Problem not opened in case of failure rate 100%

tesp11331 · ‎11 Feb 2026

Hi All,

I see on my tenant that for some services in case oh high failure rate (even 100%) no problem is opened or the opening is delayed. See for instance:

For another service (with the same alert condition) the problem was immediately opened:

Why this different behavior ?

Thanks

Regards

Pasquale

Julius_Loman · ‎11 Feb 2026

Most likely, those are because of frequent issue detection. Can you check if you have any such event on the service? Also, check your anomaly detection setting on the service (or in the settings hierarchy).

Dynatrace Ambassador | Alanata a.s., Slovakia, Dynatrace Master Partner

tesp11331 · ‎11 Feb 2026

I don't think this is related to a frequent issue, usually we do not have such failure rates on that services. It is also strange that in case of the first chart the problem was opened but later and not at the beginning when the failure rate was at 100%.

The alert condition is the same for all services (absolute threshold=3% and relative=60%).

apanoobee · ‎15 Apr 2026

Hey, by any chance did you find an answer to this as I'm on the same boat?

tesp11331 · ‎15 Apr 2026

Hi, unfortunately I didn't

t_pawlak · ‎16 Apr 2026

Hi,

My guess is that this is mostly related to how Dynatrace evaluates the violation over time, not only to the visible percentage on the chart.

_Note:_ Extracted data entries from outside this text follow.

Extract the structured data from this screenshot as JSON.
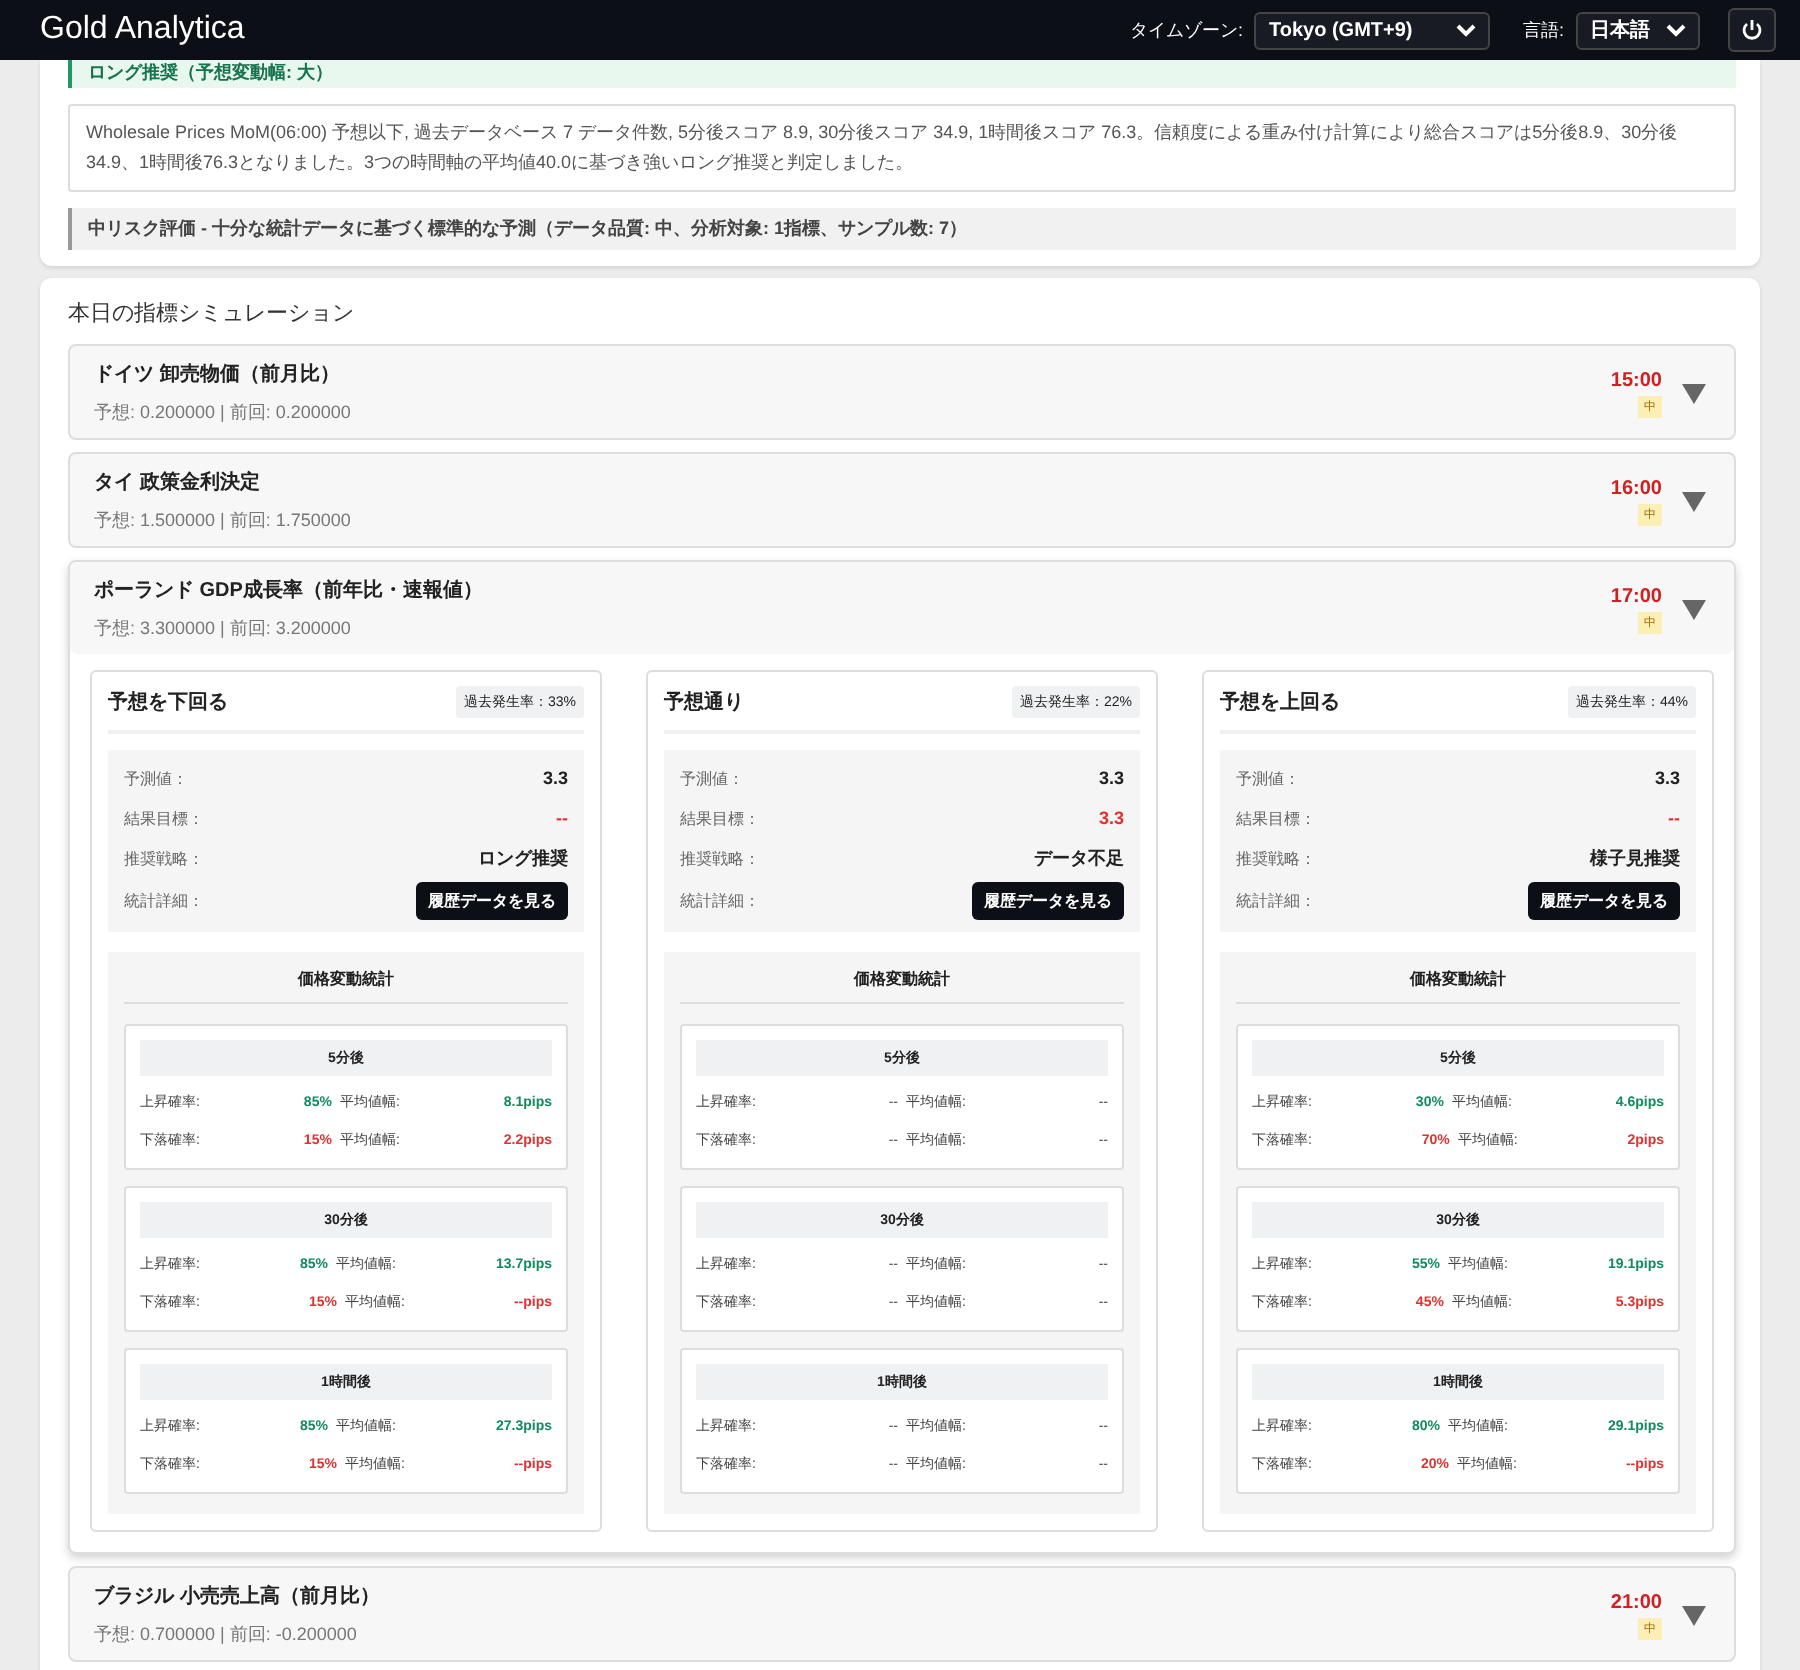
{
  "header": {
    "brand": "Gold Analytica",
    "timezone_label": "タイムゾーン:",
    "timezone_value": "Tokyo (GMT+9)",
    "language_label": "言語:",
    "language_value": "日本語"
  },
  "summary": {
    "recommendation": "ロング推奨（予想変動幅: 大）",
    "explanation": "Wholesale Prices MoM(06:00) 予想以下, 過去データベース 7 データ件数, 5分後スコア 8.9, 30分後スコア 34.9, 1時間後スコア 76.3。信頼度による重み付け計算により総合スコアは5分後8.9、30分後34.9、1時間後76.3となりました。3つの時間軸の平均値40.0に基づき強いロング推奨と判定しました。",
    "risk": "中リスク評価 - 十分な統計データに基づく標準的な予測（データ品質: 中、分析対象: 1指標、サンプル数: 7）"
  },
  "simulation": {
    "title": "本日の指標シミュレーション",
    "events": [
      {
        "name": "ドイツ 卸売物価（前月比）",
        "detail": "予想: 0.200000 | 前回: 0.200000",
        "time": "15:00",
        "importance": "中",
        "expanded": false
      },
      {
        "name": "タイ 政策金利決定",
        "detail": "予想: 1.500000 | 前回: 1.750000",
        "time": "16:00",
        "importance": "中",
        "expanded": false
      },
      {
        "name": "ポーランド GDP成長率（前年比・速報値）",
        "detail": "予想: 3.300000 | 前回: 3.200000",
        "time": "17:00",
        "importance": "中",
        "expanded": true,
        "scenarios": [
          {
            "title": "予想を下回る",
            "rate": "過去発生率：33%",
            "has_data": true,
            "rows": [
              {
                "kind": "value",
                "label": "予測値：",
                "value": "3.3"
              },
              {
                "kind": "target",
                "label": "結果目標：",
                "value": "--"
              },
              {
                "kind": "value",
                "label": "推奨戦略：",
                "value": "ロング推奨"
              },
              {
                "kind": "button",
                "label": "統計詳細：",
                "value": "履歴データを見る"
              }
            ],
            "stats_title": "価格変動統計",
            "periods": [
              {
                "title": "5分後",
                "lines": [
                  {
                    "kind": "up",
                    "label": "上昇確率:",
                    "rate": "85%",
                    "pips_label": "平均値幅:",
                    "pips": "8.1pips"
                  },
                  {
                    "kind": "down",
                    "label": "下落確率:",
                    "rate": "15%",
                    "pips_label": "平均値幅:",
                    "pips": "2.2pips"
                  }
                ]
              },
              {
                "title": "30分後",
                "lines": [
                  {
                    "kind": "up",
                    "label": "上昇確率:",
                    "rate": "85%",
                    "pips_label": "平均値幅:",
                    "pips": "13.7pips"
                  },
                  {
                    "kind": "down",
                    "label": "下落確率:",
                    "rate": "15%",
                    "pips_label": "平均値幅:",
                    "pips": "--pips"
                  }
                ]
              },
              {
                "title": "1時間後",
                "lines": [
                  {
                    "kind": "up",
                    "label": "上昇確率:",
                    "rate": "85%",
                    "pips_label": "平均値幅:",
                    "pips": "27.3pips"
                  },
                  {
                    "kind": "down",
                    "label": "下落確率:",
                    "rate": "15%",
                    "pips_label": "平均値幅:",
                    "pips": "--pips"
                  }
                ]
              }
            ]
          },
          {
            "title": "予想通り",
            "rate": "過去発生率：22%",
            "has_data": false,
            "rows": [
              {
                "kind": "value",
                "label": "予測値：",
                "value": "3.3"
              },
              {
                "kind": "target",
                "label": "結果目標：",
                "value": "3.3"
              },
              {
                "kind": "value",
                "label": "推奨戦略：",
                "value": "データ不足"
              },
              {
                "kind": "button",
                "label": "統計詳細：",
                "value": "履歴データを見る"
              }
            ],
            "stats_title": "価格変動統計",
            "periods": [
              {
                "title": "5分後",
                "lines": [
                  {
                    "kind": "up",
                    "label": "上昇確率:",
                    "rate": "--",
                    "pips_label": "平均値幅:",
                    "pips": "--"
                  },
                  {
                    "kind": "down",
                    "label": "下落確率:",
                    "rate": "--",
                    "pips_label": "平均値幅:",
                    "pips": "--"
                  }
                ]
              },
              {
                "title": "30分後",
                "lines": [
                  {
                    "kind": "up",
                    "label": "上昇確率:",
                    "rate": "--",
                    "pips_label": "平均値幅:",
                    "pips": "--"
                  },
                  {
                    "kind": "down",
                    "label": "下落確率:",
                    "rate": "--",
                    "pips_label": "平均値幅:",
                    "pips": "--"
                  }
                ]
              },
              {
                "title": "1時間後",
                "lines": [
                  {
                    "kind": "up",
                    "label": "上昇確率:",
                    "rate": "--",
                    "pips_label": "平均値幅:",
                    "pips": "--"
                  },
                  {
                    "kind": "down",
                    "label": "下落確率:",
                    "rate": "--",
                    "pips_label": "平均値幅:",
                    "pips": "--"
                  }
                ]
              }
            ]
          },
          {
            "title": "予想を上回る",
            "rate": "過去発生率：44%",
            "has_data": true,
            "rows": [
              {
                "kind": "value",
                "label": "予測値：",
                "value": "3.3"
              },
              {
                "kind": "target",
                "label": "結果目標：",
                "value": "--"
              },
              {
                "kind": "value",
                "label": "推奨戦略：",
                "value": "様子見推奨"
              },
              {
                "kind": "button",
                "label": "統計詳細：",
                "value": "履歴データを見る"
              }
            ],
            "stats_title": "価格変動統計",
            "periods": [
              {
                "title": "5分後",
                "lines": [
                  {
                    "kind": "up",
                    "label": "上昇確率:",
                    "rate": "30%",
                    "pips_label": "平均値幅:",
                    "pips": "4.6pips"
                  },
                  {
                    "kind": "down",
                    "label": "下落確率:",
                    "rate": "70%",
                    "pips_label": "平均値幅:",
                    "pips": "2pips"
                  }
                ]
              },
              {
                "title": "30分後",
                "lines": [
                  {
                    "kind": "up",
                    "label": "上昇確率:",
                    "rate": "55%",
                    "pips_label": "平均値幅:",
                    "pips": "19.1pips"
                  },
                  {
                    "kind": "down",
                    "label": "下落確率:",
                    "rate": "45%",
                    "pips_label": "平均値幅:",
                    "pips": "5.3pips"
                  }
                ]
              },
              {
                "title": "1時間後",
                "lines": [
                  {
                    "kind": "up",
                    "label": "上昇確率:",
                    "rate": "80%",
                    "pips_label": "平均値幅:",
                    "pips": "29.1pips"
                  },
                  {
                    "kind": "down",
                    "label": "下落確率:",
                    "rate": "20%",
                    "pips_label": "平均値幅:",
                    "pips": "--pips"
                  }
                ]
              }
            ]
          }
        ]
      },
      {
        "name": "ブラジル 小売売上高（前月比）",
        "detail": "予想: 0.700000 | 前回: -0.200000",
        "time": "21:00",
        "importance": "中",
        "expanded": false
      }
    ]
  }
}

Even if the chart shows 100% failure rate for a short period, Dynatrace usually raises the event only after the anomaly detection logic collects enough violating samples within its sliding window. For anomaly detection, the default behavior is typically 3 violating one-minute samples out of 5 minutes before the event is raised. So a short spike can appear immediately on the graph, while the problem itself is opened a bit later.

A second factor can be the traffic volume / number of requests behind the percentage. Two services may have the same configured thresholds, but if one service has only a few failing calls and the other has sustained failing traffic, the evaluation can behave differently even when the displayed failure rate looks similar.

I would therefore check:

1. the service anomaly detection settings (and inherited settings),
2. whether the service had enough request volume during that time,
3. whether frequent issue detection/suppression played any role,
4. and whether there is any difference between problem opening time and notification sending delay from the alerting profile.

So in short: the different behavior is most likely caused by sample-based evaluation and sliding-window logic, possibly combined with different request volumes on those services.
For example, go to the service settings and check the anomaly detection configuration, especially the “Avoid over alerting” option.